1. In a week's time I will complete my work.
  2. In a week's time I will have completed my work.

Option 2 is given as the correct answer which is future perfect tense. The first sentence is simple future tense, but why first is not true? Grammatically I do not find any error in it.

  • 1
    I don't think the first one is incorrect. People generally say "I will complete my work in a week's time".
    – Varun Nair
    Dec 31 '15 at 10:01
  • @Varun I'd appreciate it if you pay attention to vague titles and edit them into something more acceptable.
    – M.A.R.
    Dec 31 '15 at 10:17
  • The reason the perfect is considered correct there is that "in a week's time" is (usually) understood to refer to a stretch of time rather than to a point in time a week from now.

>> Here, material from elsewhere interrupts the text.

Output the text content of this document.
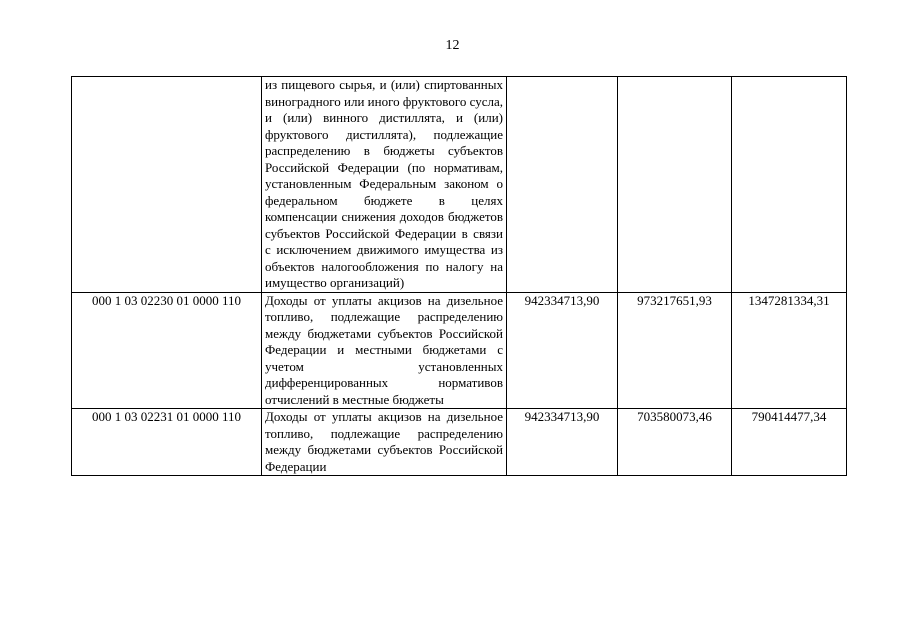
12
	из пищевого сырья, и (или) спиртованных виноградного или иного фруктового сусла, и (или) винного дистиллята, и (или) фруктового дистиллята), подлежащие распределению в бюджеты субъектов Российской Федерации (по нормативам, установленным Федеральным законом о федеральном бюджете в целях компенсации снижения доходов бюджетов субъектов Российской Федерации в связи с исключением движимого имущества из объектов налогообложения по налогу на имущество организаций)			
000 1 03 02230 01 0000 110	Доходы от уплаты акцизов на дизельное топливо, подлежащие распределению между бюджетами субъектов Российской Федерации и местными бюджетами с учетом установленных дифференцированных нормативов отчислений в местные бюджеты	942334713,90	973217651,93	1347281334,31
000 1 03 02231 01 0000 110	Доходы от уплаты акцизов на дизельное топливо, подлежащие распределению между бюджетами субъектов Российской Федерации	942334713,90	703580073,46	790414477,34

Dec 31 '15 at 11:20
  • But many people use "in a week's time" to mean "a week from now" or "a week later". Dec 31 '15 at 11:27

As you say, the first sentence has no grammatical error.

If that is the entire question, the test is badly designed. Perfect constructions are used to establish temporal reference relative to the discourse context. But there is no context here, so there is no evident reason to pick one or the other.


I think that ''In a week's time I will have completed my work'' is marked correct because .....future perfect tense is used when out of two actions it is necessary that the preceeding action will be completely finished before the succeeding action starts in future.